Feeling feelings. Who’d’a thunk?

I woke up today with overwhelming heartsickness incredibly reminiscent of mornings back in 2003. In high school, I always had a crush on someone, but never the nerve to tell any of them. Typical, I suppose.

One of those precious objects of my affection later became a good friend… and later stopped speaking to me cold turkey for a reason that continues to elude me. And I dreamt of him last night.

I don’t know, I guess it’s fine. I tell myself that sometimes people need life upgrades and occasionally it means shedding friendships that aren’t working for them anymore. I’ve done it myself, and I’m okay with it. Except that, despite knowing better, it vaguely leaves me feeling like I’m the place from which, and not TO which, people upgrade. Also, I miss him. I don’t usually notice, but today I have the emotional field of a 14-year-old, and I do.

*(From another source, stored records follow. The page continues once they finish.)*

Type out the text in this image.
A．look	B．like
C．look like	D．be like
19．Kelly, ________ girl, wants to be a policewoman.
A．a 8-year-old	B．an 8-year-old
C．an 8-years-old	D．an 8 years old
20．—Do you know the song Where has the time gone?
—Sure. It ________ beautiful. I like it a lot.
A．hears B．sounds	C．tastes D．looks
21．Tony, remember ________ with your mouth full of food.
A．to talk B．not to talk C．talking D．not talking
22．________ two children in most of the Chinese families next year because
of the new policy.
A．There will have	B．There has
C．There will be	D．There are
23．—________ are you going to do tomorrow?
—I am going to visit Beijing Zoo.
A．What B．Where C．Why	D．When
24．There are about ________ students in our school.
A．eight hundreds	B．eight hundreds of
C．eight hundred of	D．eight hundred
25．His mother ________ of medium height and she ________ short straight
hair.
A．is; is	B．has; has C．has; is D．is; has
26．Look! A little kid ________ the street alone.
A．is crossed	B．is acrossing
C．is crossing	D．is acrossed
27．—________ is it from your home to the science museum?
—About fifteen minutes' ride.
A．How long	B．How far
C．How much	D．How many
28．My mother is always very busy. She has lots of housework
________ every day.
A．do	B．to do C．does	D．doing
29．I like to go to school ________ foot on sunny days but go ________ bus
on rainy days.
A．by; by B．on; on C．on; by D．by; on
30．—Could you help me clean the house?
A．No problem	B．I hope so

I’m doing my life coaching certification course right now, and I’ve also been studying a lot of spiritual stuff. I know that any sadness or fear I feel is the result of a mind construct and does not actually reflect anything “bad” happening outside of me. And that awareness is good.

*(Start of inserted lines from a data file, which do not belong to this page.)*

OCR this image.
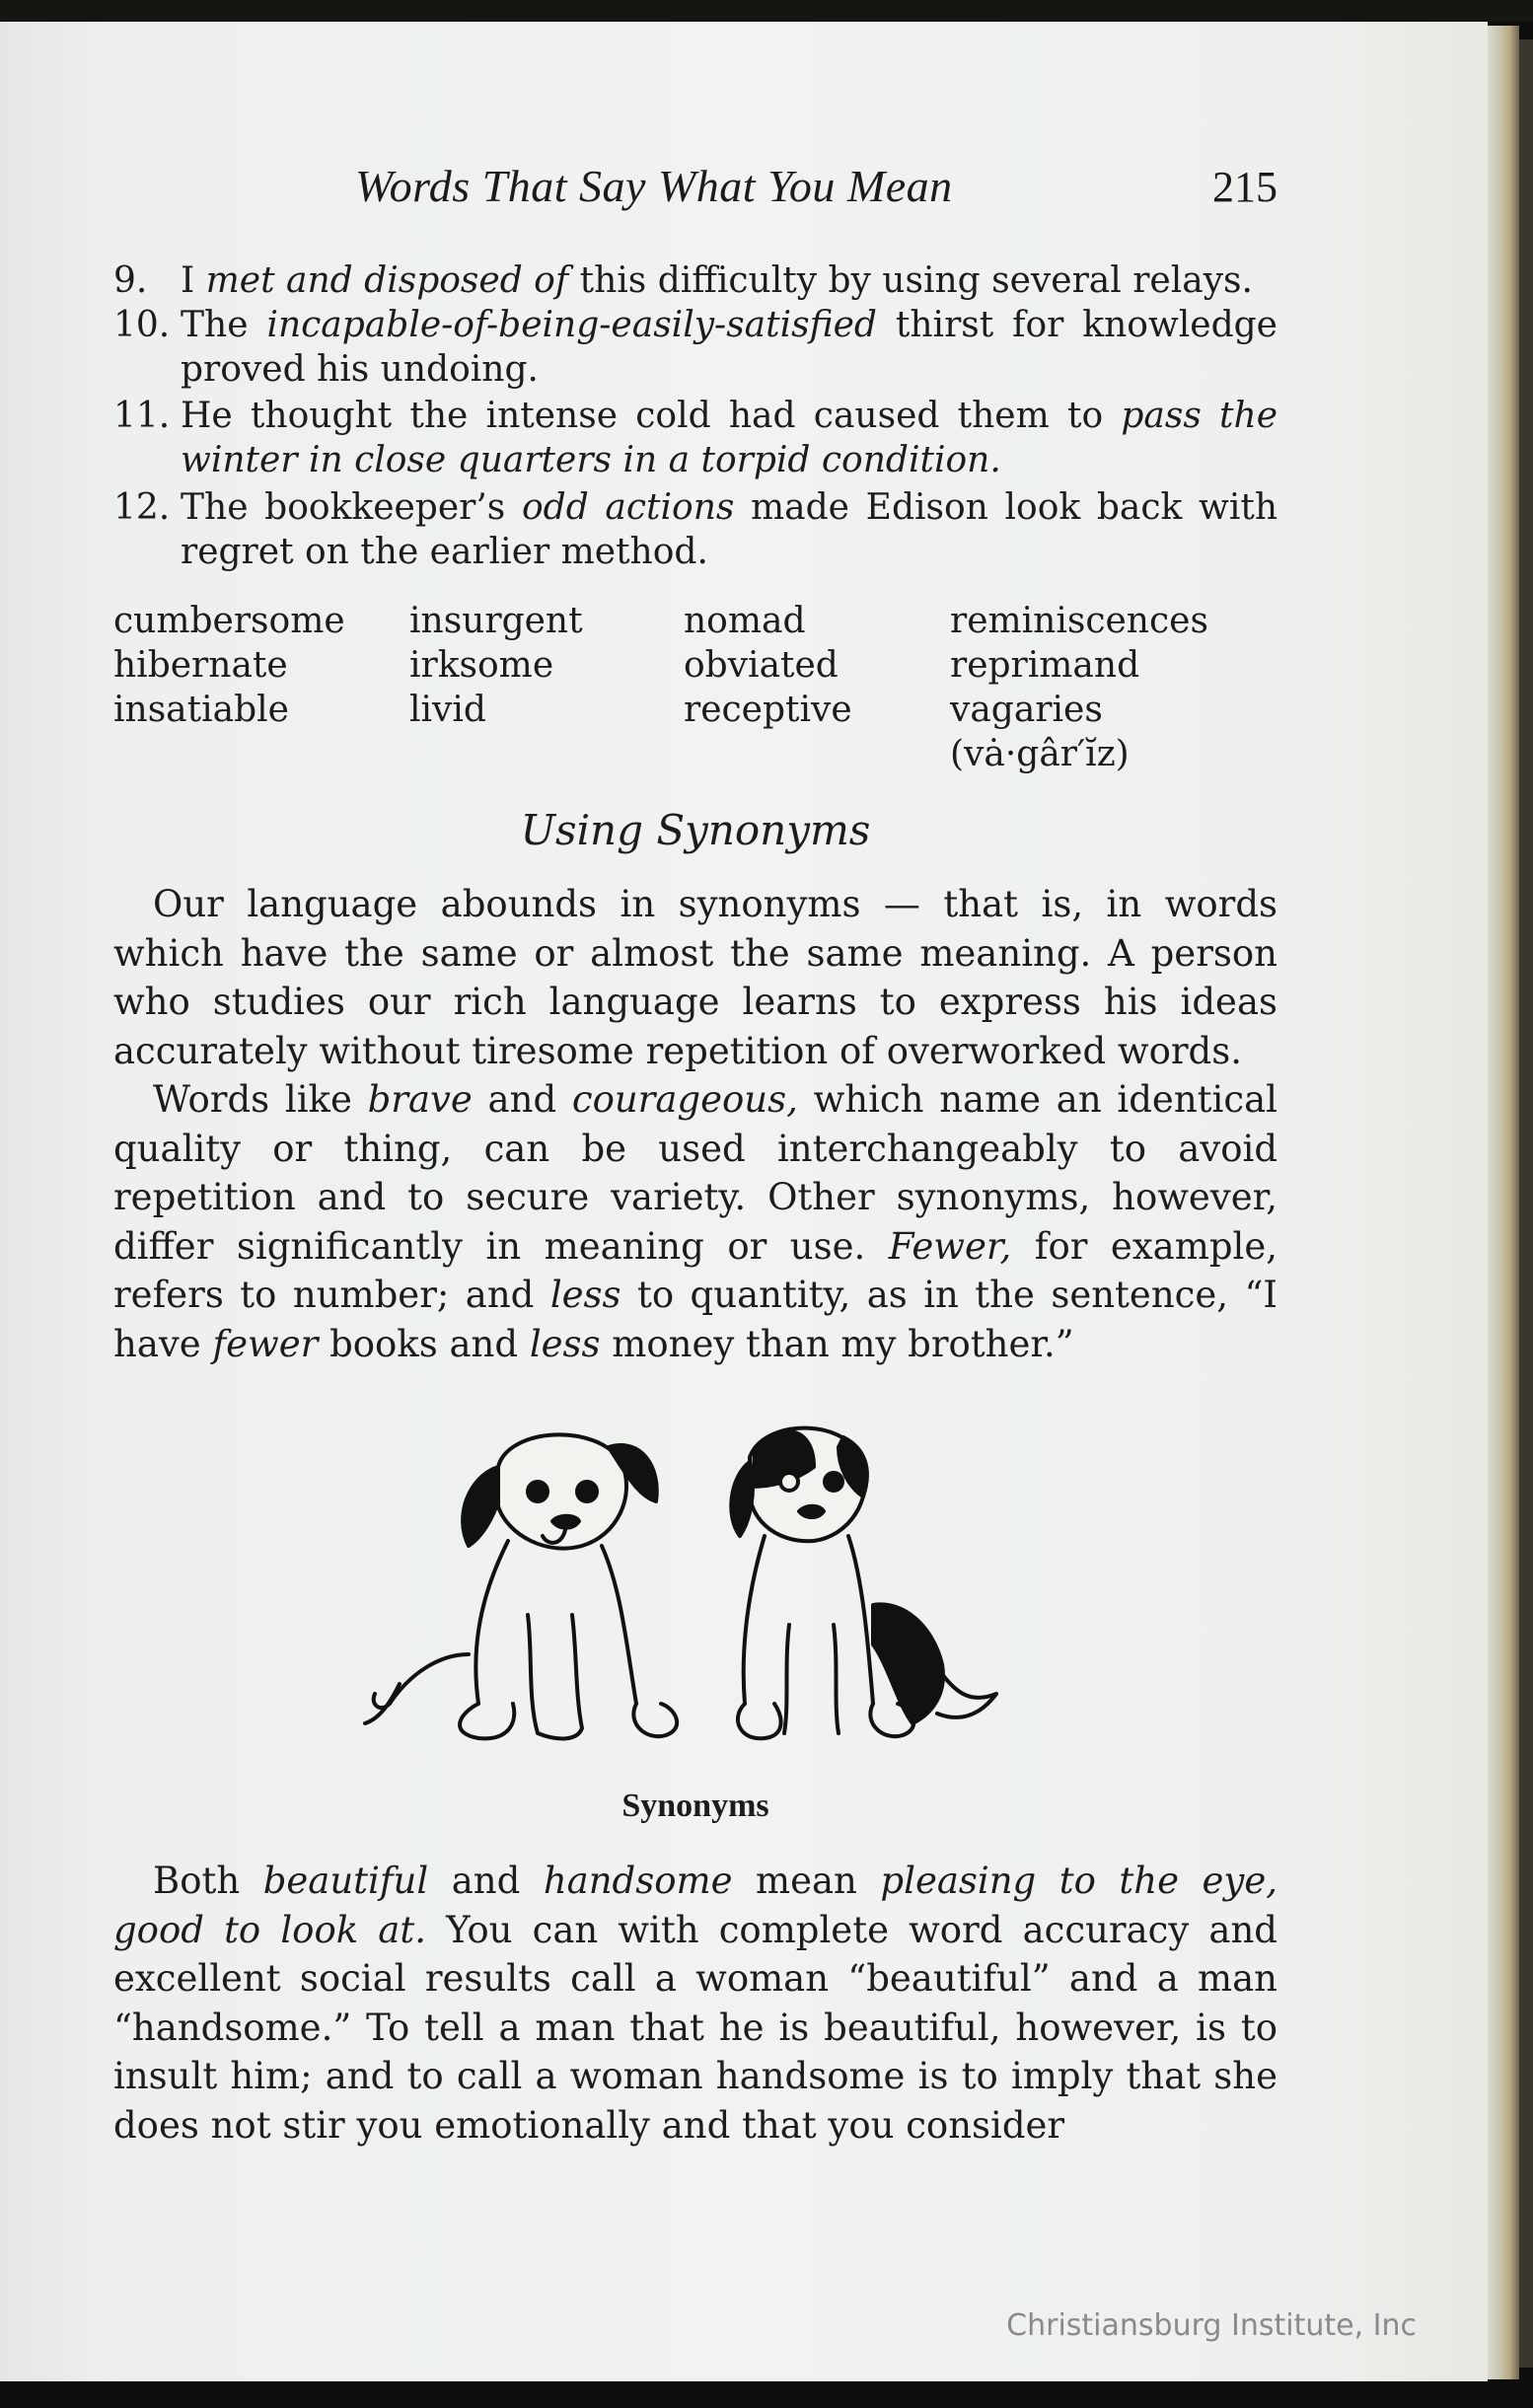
Words That Say What You Mean	215
9. I met and disposed of this difficulty by using several relays.
10. The incapable-of-being-easily-satisfied thirst for knowledge proved his undoing.
11. He thought the intense cold had caused them to pass the winter in close quarters in a torpid condition.
12. The bookkeeper’s odd actions made Edison look back with regret on the earlier method.
cumbersome
hibernate
insatiable
insurgent
irksome
livid
nomad
obviated
receptive
reminiscences
reprimand
vagaries (vȧ·gâr′ĭz)
Using Synonyms
Our language abounds in synonyms — that is, in words which have the same or almost the same meaning. A person who studies our rich language learns to express his ideas accurately without tiresome repetition of overworked words.
Words like brave and courageous, which name an identical quality or thing, can be used interchangeably to avoid repetition and to secure variety. Other synonyms, however, differ significantly in meaning or use. Fewer, for example, refers to number; and less to quantity, as in the sentence, “I have fewer books and less money than my brother.”
Synonyms
Both beautiful and handsome mean pleasing to the eye, good to look at. You can with complete word accuracy and excellent social results call a woman “beautiful” and a man “handsome.” To tell a man that he is beautiful, however, is to insult him; and to call a woman handsome is to imply that she does not stir you emotionally and that you consider
Christiansburg Institute, Inc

But I think I’ve been coaching myself too harshly. I feel the awfulness and I immediately get to work finding better feeling thoughts. It works, but only temporarily; it doesn’t take long before I find myself crashing back down to where I started. I’ve been afraid of my fear and depression, and by running away I reinforce the idea that something in those depths is true, that something there can destroy me… and it can’t.

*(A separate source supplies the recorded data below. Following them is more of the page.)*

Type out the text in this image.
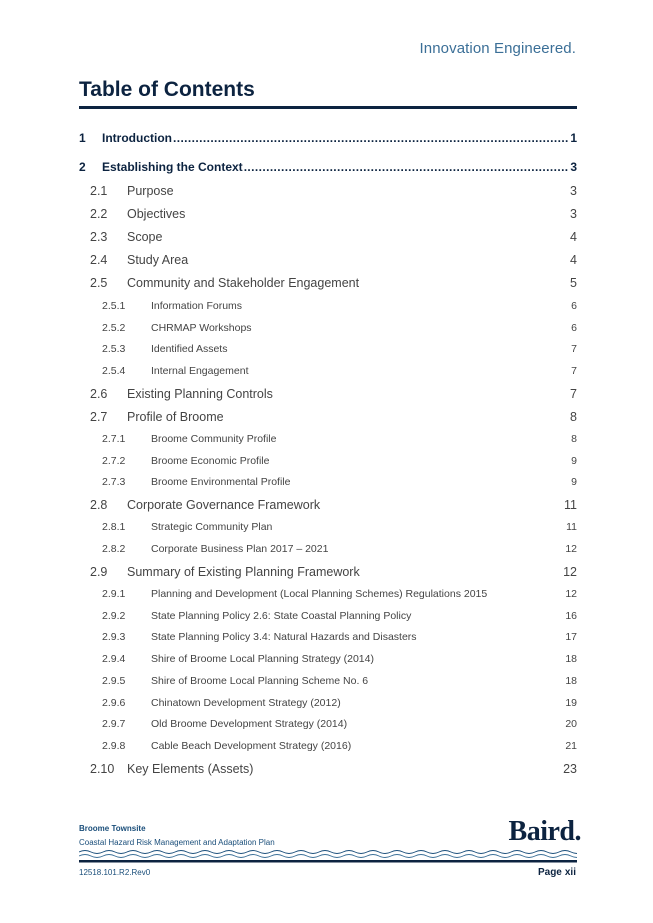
Innovation Engineered.
Table of Contents
1	Introduction .....	1
2	Establishing the Context .....	3
2.1	Purpose	3
2.2	Objectives	3
2.3	Scope	4
2.4	Study Area	4
2.5	Community and Stakeholder Engagement	5
2.5.1	Information Forums	6
2.5.2	CHRMAP Workshops	6
2.5.3	Identified Assets	7
2.5.4	Internal Engagement	7
2.6	Existing Planning Controls	7
2.7	Profile of Broome	8
2.7.1	Broome Community Profile	8
2.7.2	Broome Economic Profile	9
2.7.3	Broome Environmental Profile	9
2.8	Corporate Governance Framework	11
2.8.1	Strategic Community Plan	11
2.8.2	Corporate Business Plan 2017 – 2021	12
2.9	Summary of Existing Planning Framework	12
2.9.1	Planning and Development (Local Planning Schemes) Regulations 2015	12
2.9.2	State Planning Policy 2.6: State Coastal Planning Policy	16
2.9.3	State Planning Policy 3.4: Natural Hazards and Disasters	17
2.9.4	Shire of Broome Local Planning Strategy (2014)	18
2.9.5	Shire of Broome Local Planning Scheme No. 6	18
2.9.6	Chinatown Development Strategy (2012)	19
2.9.7	Old Broome Development Strategy (2014)	20
2.9.8	Cable Beach Development Strategy (2016)	21
2.10	Key Elements (Assets)	23
Broome Townsite
Coastal Hazard Risk Management and Adaptation Plan	Baird.
12518.101.R2.Rev0	Page xii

The holidays have been tough for me, as they are for so many others. I have the intellectual awareness that there is much to appreciate, but sometimes my feelings don’t come along for that ride. So, along with daily yoga and meditation, I’ve been experimenting with feeling my dark feelings, even if it means retreating to my room and crying for a few minutes to release them.

I know. This can be difficult to do while, say, the family is opening presents or having dinner. You don’t want to be noticed, you don’t want to be consoled.

During the holidays, the good cheer either lassos you right into it, or makes you hyper aware of how far you are from happiness. The world polarizes at this time of year.

The truth is, though, we never are that far from happiness. It really is a choice, and even though that can seem heavy and unfair, I accept the challenge. Today is a great illustration of the effect of focus: I focused on someone who isn’t normally part of my thoughts, and here I am feeling like a teenager again.

Though I’m still not sure what I will find by steeping in it, I really feel like my work now is to stop being afraid of sadness, to stop trying to move out of it prematurely. To feel it, honour it, release it, and then to have a piece of chocolate cake.